The Director of Education stated that there would be monthly HNB Recovery meetings to report on the progress on the suggested workstreams. Alan Braven had agreed to attend as the Special School Representative. A request was made for a Primary and Secondary Representative. The Chair volunteered to be the Secondary Representative. As there were no Primary Representatives at the Forum, the Director of Education stated they would write to each of them.




To note the projected deficit identified in the HNB three-year projected position: 2022/23 to 2024/25.


Review of Excess Schools Balance Clawback pdf icon PDF 144 KB

The report of the Directorate Finance Lead – Children Services and Education is enclosed.


The Forum considered a report of the Directorate Lead – Education and Schools Finance which detailed the method of controlling and clawing back, where appropriate, schools’ excessive surplus balances. It noted an agreement, made at Forum in July 2022, for the 100% clawback for the ten schools subject to the clawback mechanism in 2022/23. The clawback totalled £193,000 from the ten schools and its intended use is to go towards the DSG deficit, subject to approval.

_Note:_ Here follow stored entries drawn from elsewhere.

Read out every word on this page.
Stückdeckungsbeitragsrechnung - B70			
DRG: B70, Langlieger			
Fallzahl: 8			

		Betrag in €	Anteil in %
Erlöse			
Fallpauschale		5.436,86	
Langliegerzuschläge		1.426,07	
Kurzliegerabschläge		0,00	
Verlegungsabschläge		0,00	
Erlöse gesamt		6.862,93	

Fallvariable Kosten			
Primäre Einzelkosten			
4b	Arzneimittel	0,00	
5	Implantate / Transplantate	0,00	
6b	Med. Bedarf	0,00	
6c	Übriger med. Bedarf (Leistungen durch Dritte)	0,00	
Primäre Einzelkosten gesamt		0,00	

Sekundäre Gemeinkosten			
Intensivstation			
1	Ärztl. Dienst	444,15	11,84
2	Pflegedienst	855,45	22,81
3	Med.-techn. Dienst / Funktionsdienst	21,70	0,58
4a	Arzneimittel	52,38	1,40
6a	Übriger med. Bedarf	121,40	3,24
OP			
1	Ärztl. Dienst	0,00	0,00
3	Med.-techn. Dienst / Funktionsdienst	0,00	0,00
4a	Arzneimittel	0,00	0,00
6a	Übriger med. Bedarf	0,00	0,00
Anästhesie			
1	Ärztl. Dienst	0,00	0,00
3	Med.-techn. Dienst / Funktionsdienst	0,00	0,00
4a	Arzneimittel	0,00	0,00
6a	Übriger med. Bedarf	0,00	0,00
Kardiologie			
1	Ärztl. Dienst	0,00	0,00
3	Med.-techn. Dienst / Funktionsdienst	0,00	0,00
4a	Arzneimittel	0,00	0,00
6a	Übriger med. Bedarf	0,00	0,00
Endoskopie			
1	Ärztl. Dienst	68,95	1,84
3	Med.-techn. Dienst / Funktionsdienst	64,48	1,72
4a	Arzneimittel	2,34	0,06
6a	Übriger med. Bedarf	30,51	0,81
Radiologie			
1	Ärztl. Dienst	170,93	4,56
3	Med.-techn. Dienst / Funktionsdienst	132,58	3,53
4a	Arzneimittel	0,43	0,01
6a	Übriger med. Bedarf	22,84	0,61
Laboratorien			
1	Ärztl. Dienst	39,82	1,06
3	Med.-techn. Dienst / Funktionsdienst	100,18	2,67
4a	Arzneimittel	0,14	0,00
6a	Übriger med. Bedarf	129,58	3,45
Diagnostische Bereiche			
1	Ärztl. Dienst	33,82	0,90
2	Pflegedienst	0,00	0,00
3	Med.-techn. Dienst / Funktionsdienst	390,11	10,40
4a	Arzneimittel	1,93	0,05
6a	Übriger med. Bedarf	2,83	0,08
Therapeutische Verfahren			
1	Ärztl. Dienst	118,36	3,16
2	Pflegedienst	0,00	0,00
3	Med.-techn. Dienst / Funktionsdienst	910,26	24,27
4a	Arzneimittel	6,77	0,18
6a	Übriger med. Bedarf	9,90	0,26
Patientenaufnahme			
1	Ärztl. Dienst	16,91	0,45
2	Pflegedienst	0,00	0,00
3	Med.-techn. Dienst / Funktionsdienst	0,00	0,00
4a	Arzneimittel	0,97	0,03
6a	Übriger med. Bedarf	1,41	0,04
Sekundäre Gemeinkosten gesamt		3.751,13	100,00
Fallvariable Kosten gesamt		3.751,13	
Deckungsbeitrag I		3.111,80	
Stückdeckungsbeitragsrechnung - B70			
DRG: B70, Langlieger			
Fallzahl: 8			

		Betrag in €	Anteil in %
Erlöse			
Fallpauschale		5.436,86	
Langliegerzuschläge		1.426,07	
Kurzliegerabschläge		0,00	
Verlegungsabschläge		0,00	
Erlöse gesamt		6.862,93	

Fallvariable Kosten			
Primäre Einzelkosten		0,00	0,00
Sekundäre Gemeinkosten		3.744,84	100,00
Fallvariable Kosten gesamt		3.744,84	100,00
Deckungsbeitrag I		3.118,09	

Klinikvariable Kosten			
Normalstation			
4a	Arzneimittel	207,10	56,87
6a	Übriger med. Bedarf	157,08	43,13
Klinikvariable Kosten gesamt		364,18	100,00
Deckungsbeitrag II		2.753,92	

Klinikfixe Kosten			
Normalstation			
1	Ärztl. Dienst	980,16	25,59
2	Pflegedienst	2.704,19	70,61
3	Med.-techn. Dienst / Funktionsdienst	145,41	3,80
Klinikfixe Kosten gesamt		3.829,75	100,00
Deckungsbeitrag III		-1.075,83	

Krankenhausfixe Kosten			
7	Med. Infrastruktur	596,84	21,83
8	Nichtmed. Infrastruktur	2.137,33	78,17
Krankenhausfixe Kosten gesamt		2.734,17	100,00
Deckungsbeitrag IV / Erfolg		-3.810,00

The clawback mechanism can be used when a school has held an excessive surplus balance above the allowable threshold for five years, with a right to appeal.


All School Forum members were asked to note and comment on reducing the length of time a school can hold an excessive balance before being subject to clawback. Maintained Schools Forum members had been asked to vote on the number of years that maintained schools can retain an excessive balance before becoming subject to a clawback:

Option 1: Remain at five years (no change)

Option 2: Reduce from five years to four years

Option 3: Reduce from five years to three years

Option 4: Reduce from five years to two years


However, there was not enough Maintained Schools Forum members in attendance and therefore did not meet the Quorum rules required for a vote and so members were invited to note and comment on the report.


The Special School Headteacher noted that with ongoing budget pressures, surplus budgets could be reduced. However, they did not understand why the surplus budget is not already spent on children, acknowledging that some balances are too high and supporting reducing the clawback to two years. 


The Chair noted that all schools can have an unintended surplus and felt the clawback mechanism is very generous in allowing 5 years. The mechanism itself had had an impact on reducing excessive balances. The Chair stated that if schools needed to save money for certain things, a mechanism is still there to allow for them to plan appropriately. Provided this mechanism remained, the Chair felt there was no reason to not reduce the number of years.


The Chair requested that this item be brought to the next meeting of the Schools Forum on 14 November 2022 to allow for the necessary vote to occur.




To note the possibility of reducing the length of time schools excessive balance can be retained before becoming subject to a clawback.